Tornadoes Coach Jack Van Patten, who has been on the wrong side of blowouts multiple times this season, initially chose to delay the postgame meeting with his players.

“We started off shooting poorly — that takes a toll. We didn’t run what we wanted to run and we didn’t rebound,” said Van Patten, whose team has dropped 10 of its last 11 games. “Nothing really went right, I guess.”

In a game of daunting statistics for the Tornadoes, the most telling perhaps came at the hands of Burbank’s Andre Spight, who single-handedly matched Hoover in points scored.

In the first quarter, the Bulldogs made as many field goals as the Tornadoes (8-17, 2-10 in league) attempted. But Burbank only held a modest six-point lead, as Spight, along with Caine Brown Kennedy (13 points), scored 16 combined points in the second quarter, as the team shot 10 of 17 from the field and outscored Hoover by 16 in the frame.

At the end of the first half, the Tornadoes totaled more turnovers than field goals, and would trail by no less than 20 for all but a couple seconds of the second half.

Hoover’s five seniors — Andre Aladadyan, Chavez Hall, Nareg Essagholian, Kyle Bernardo and Adeh Navasartian — were recognized during a pregame event, but couldn’t get going in their final home game, combining for 12 points.

Bernardo, the team’s leading scorer this season, finished with two points.

Spight finished with a game-high 31 points on six three-pointers — five in the second half, when the Bulldogs kept up a potent offensive attack, while maintaining the pressure on the other end.

“He had the game he is capable of having,” Hernandez said of his junior guard. “He did a great job of letting the game come to him. When the game comes to him, he’s one of the best players in the area, if not the best.”

The win improved Burbank to 12-13, 4-8.

“Our guys came focused with a lot of energy,” Hernandez said. “We were due for a game like this. We’ve worked hard, but the bounces just haven’t gone our way lately.”

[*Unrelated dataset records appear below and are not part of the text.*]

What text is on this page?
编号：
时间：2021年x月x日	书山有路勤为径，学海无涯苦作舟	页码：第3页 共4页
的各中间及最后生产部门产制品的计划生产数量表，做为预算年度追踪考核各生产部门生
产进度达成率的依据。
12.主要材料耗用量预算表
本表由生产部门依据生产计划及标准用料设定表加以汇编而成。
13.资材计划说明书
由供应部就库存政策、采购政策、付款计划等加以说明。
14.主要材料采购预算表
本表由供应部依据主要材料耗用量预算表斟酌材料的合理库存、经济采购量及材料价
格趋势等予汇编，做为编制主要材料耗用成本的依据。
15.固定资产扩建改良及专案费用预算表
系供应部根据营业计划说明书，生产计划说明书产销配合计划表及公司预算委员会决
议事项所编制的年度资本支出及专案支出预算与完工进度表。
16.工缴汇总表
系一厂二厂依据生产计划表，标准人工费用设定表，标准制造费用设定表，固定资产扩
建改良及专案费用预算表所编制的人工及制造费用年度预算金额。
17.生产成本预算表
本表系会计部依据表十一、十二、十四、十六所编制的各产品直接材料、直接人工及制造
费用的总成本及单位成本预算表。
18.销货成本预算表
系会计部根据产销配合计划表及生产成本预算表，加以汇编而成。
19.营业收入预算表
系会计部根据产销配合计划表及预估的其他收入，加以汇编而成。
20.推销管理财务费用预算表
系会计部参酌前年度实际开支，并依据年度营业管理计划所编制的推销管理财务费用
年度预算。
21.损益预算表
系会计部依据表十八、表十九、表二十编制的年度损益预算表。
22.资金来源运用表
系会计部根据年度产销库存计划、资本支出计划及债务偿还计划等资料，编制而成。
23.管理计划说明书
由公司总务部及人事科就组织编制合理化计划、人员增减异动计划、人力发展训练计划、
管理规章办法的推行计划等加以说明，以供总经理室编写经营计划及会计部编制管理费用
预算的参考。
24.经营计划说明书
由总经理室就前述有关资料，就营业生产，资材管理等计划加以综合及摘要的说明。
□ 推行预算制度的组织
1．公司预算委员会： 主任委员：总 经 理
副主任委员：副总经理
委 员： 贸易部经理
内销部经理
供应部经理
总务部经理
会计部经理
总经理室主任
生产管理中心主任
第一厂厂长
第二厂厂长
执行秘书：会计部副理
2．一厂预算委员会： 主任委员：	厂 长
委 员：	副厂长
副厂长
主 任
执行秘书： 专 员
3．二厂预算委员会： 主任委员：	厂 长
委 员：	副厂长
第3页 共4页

Burbank will need to win its final two games against Arcadia and Burroughs to stay alive for one of the four automatic postseason bids from the Pacific League; although Hernandez said he is confident the team has a good chance at getting an at-large bid if it doesn’t win out.

Hoover will end its Pacific League season on the road as it travels to Pasadena Tuesday with the finale at Glendale Thursday.